Berlin - Auch durch Europa“, so hat es der polnische EU-Ratspräsident Donald Tusk in Gedenken an Roman Herzog kürzlich beim Staatsakt für den verstorbenen Altbundespräsidenten in Berlin gesagt, „muss ein Ruck gehen.“ Schon viele vermeintliche Weckrufe hat es für die Europäische Union gegeben, der aggressive Ton gegenüber der Gemeinschaft vonseiten des neuen US-Präsidenten Donald Trump gilt nun gemeinhin als der letzte: Nur geschlossen könnte sie beispielsweise dem amerikanischen Werben um bilaterale Handelsabkommen mit einzelnen, schwächeren Staaten widerstehen oder einer denkbaren Allianz der beiden Präsidenten Trump und Wladimir Putin auf Kosten Osteuropas etwas entgegensetzen. „Diese Zeit“, sagt etwa CDU-Mann Gunther Krichbaum, der Vorsitzende des Europaausschusses im Bundestag, „müsste die Sternstunde Europas sein.“

 

Die Realität aber ist eine andere, was auch das Einigkeit betonende Schlusskommuniqué des EU-Gipfels auf Malta nicht verdecken kann. Erst die Schuldenkrise und vor allem die Flüchtlingskrise haben tiefe politische Gräben in Europa hinterlassen. Nun meint die Bundesregierung ein Anzeichen dafür ausgemacht zu haben, dass die neue Weltlage die Europäer vielleicht tatsächlich wieder enger zusammenrücken lässt – und zwar ausgerechnet in Polen.
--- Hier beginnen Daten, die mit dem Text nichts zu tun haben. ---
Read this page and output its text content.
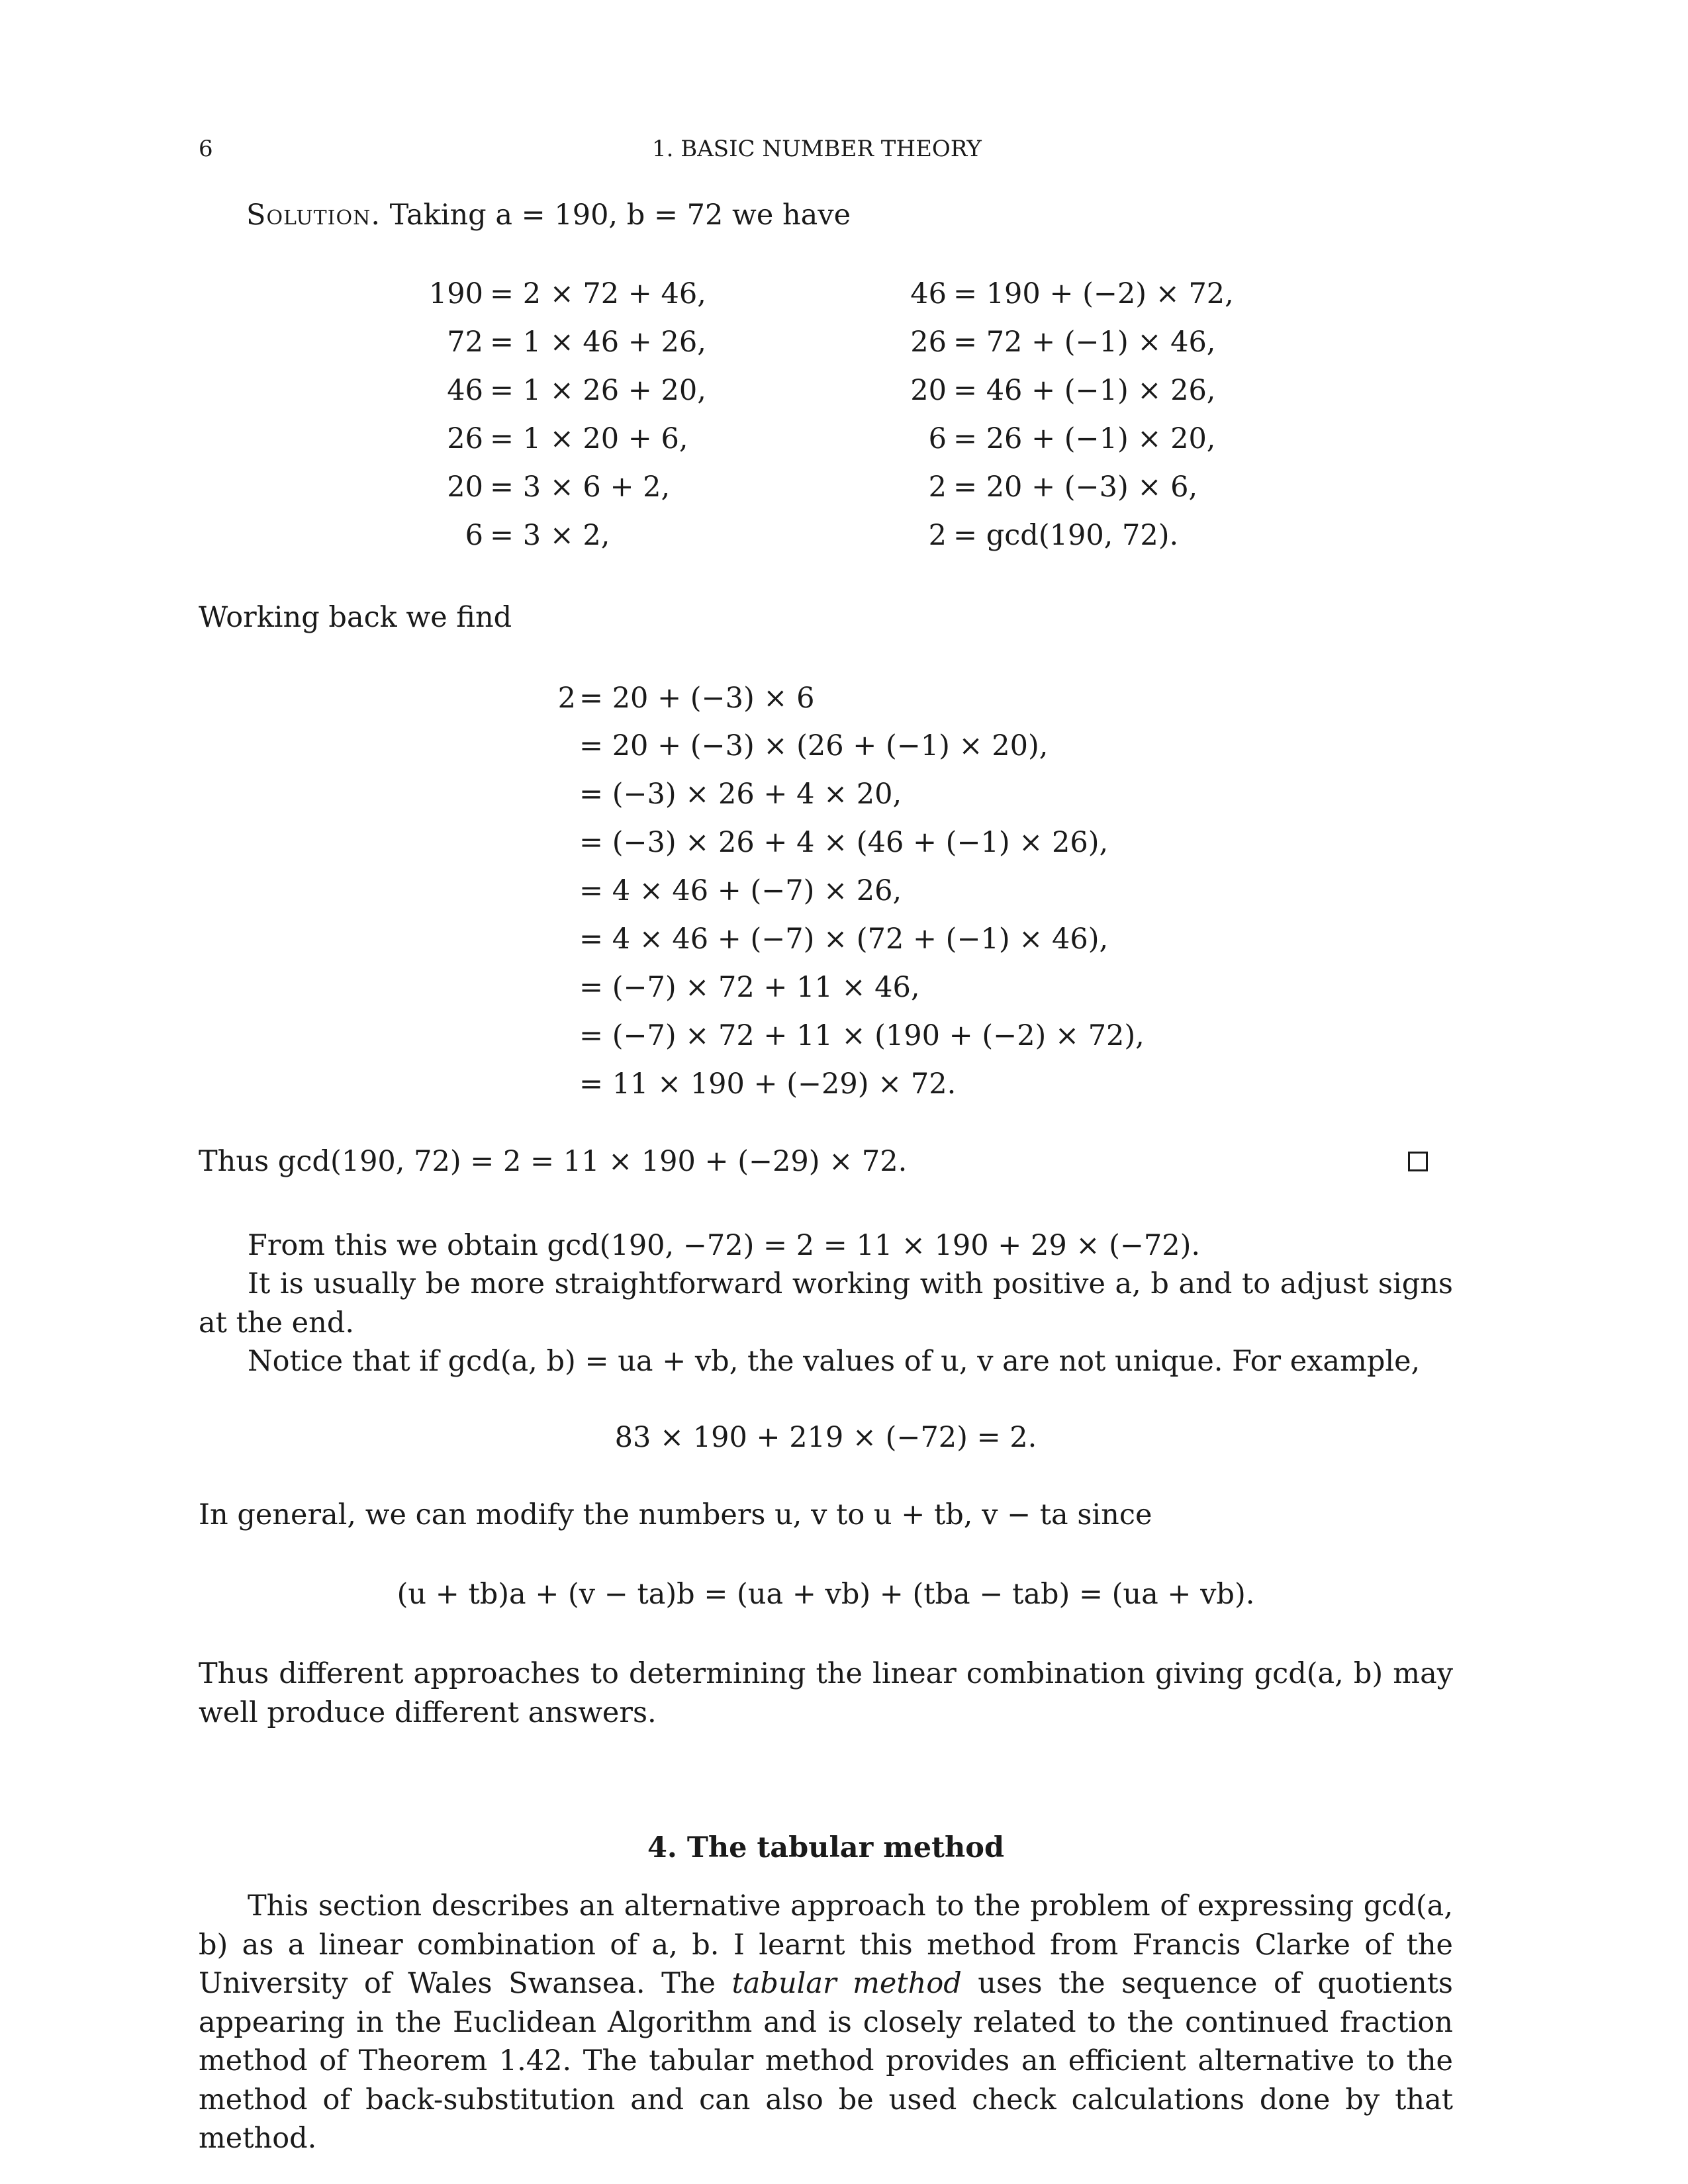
6	1. BASIC NUMBER THEORY
Solution. Taking a = 190, b = 72 we have
190 = 2 × 72 + 46,
72 = 1 × 46 + 26,
46 = 1 × 26 + 20,
26 = 1 × 20 + 6,
20 = 3 × 6 + 2,
6 = 3 × 2,
46 = 190 + (−2) × 72,
26 = 72 + (−1) × 46,
20 = 46 + (−1) × 26,
6 = 26 + (−1) × 20,
2 = 20 + (−3) × 6,
2 = gcd(190, 72).
Working back we find
2 = 20 + (−3) × 6
= 20 + (−3) × (26 + (−1) × 20),
= (−3) × 26 + 4 × 20,
= (−3) × 26 + 4 × (46 + (−1) × 26),
= 4 × 46 + (−7) × 26,
= 4 × 46 + (−7) × (72 + (−1) × 46),
= (−7) × 72 + 11 × 46,
= (−7) × 72 + 11 × (190 + (−2) × 72),
= 11 × 190 + (−29) × 72.
Thus gcd(190, 72) = 2 = 11 × 190 + (−29) × 72.
From this we obtain gcd(190, −72) = 2 = 11 × 190 + 29 × (−72).
It is usually be more straightforward working with positive a, b and to adjust signs at the end.
Notice that if gcd(a, b) = ua + vb, the values of u, v are not unique. For example,
83 × 190 + 219 × (−72) = 2.
In general, we can modify the numbers u, v to u + tb, v − ta since
(u + tb)a + (v − ta)b = (ua + vb) + (tba − tab) = (ua + vb).
Thus different approaches to determining the linear combination giving gcd(a, b) may well produce different answers.
4. The tabular method
This section describes an alternative approach to the problem of expressing gcd(a, b) as a linear combination of a, b. I learnt this method from Francis Clarke of the University of Wales Swansea. The tabular method uses the sequence of quotients appearing in the Euclidean Algorithm and is closely related to the continued fraction method of Theorem 1.42. The tabular method provides an efficient alternative to the method of back-substitution and can also be used check calculations done by that method.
Polen schaut auf einmal wieder sehr interessiert in Richtung Europa

Ausgerechnet Jarosław Kaczynski, der mächtige Mann im Hintergrund der polnischen Rechtsregierung, soll dem Vernehmen nach vergangene Woche Kanzlerin Angela Merkel angerufen und dringenden Gesprächsbedarf angemeldet haben. Es soll der erste direkte Kontakt mit dem Ex-Premier und EU-Skeptiker gewesen sein seit dem Wahlerfolg seiner Partei 2015. Damit Merkel am Dienstag den Mann ohne öffentliches Amt treffen kann, organisierte die ihm ergebene Ministerpräsidentin Beata Szydlo zusätzlich einen offiziellen Regierungsbesuch.

Grund für Kaczynskis Anruf ist Trump gewesen. „Dass die neue US-Führung im Zuge einer Annäherung an Putin bereit sein könnte, Warschauer Interessen zu übergehen, lässt Polen plötzlich wieder sehr interessiert in Richtung EU schauen“, so Krichbaum. Das Horrorszenario ist bekannt: Teil eines möglichen Trump-Deals mit dem russischen Präsidenten, der auf der Habenseite eine Befriedung in Syrien verbuchen würde, könnte beinhalten, Putins Völkerrechtsbruch auf der Krim und in der Ostukraine zu vergessen und ihm vielleicht auch andernorts in Osteuropa freie Hand zu lassen. In diesem – zum Glück noch theoretischen Fall – müssten sich betroffene Staaten andere Sicherheitsgarantien jenseits der Nato holen. Das könnte die EU mit der Atommacht Frankreich sein.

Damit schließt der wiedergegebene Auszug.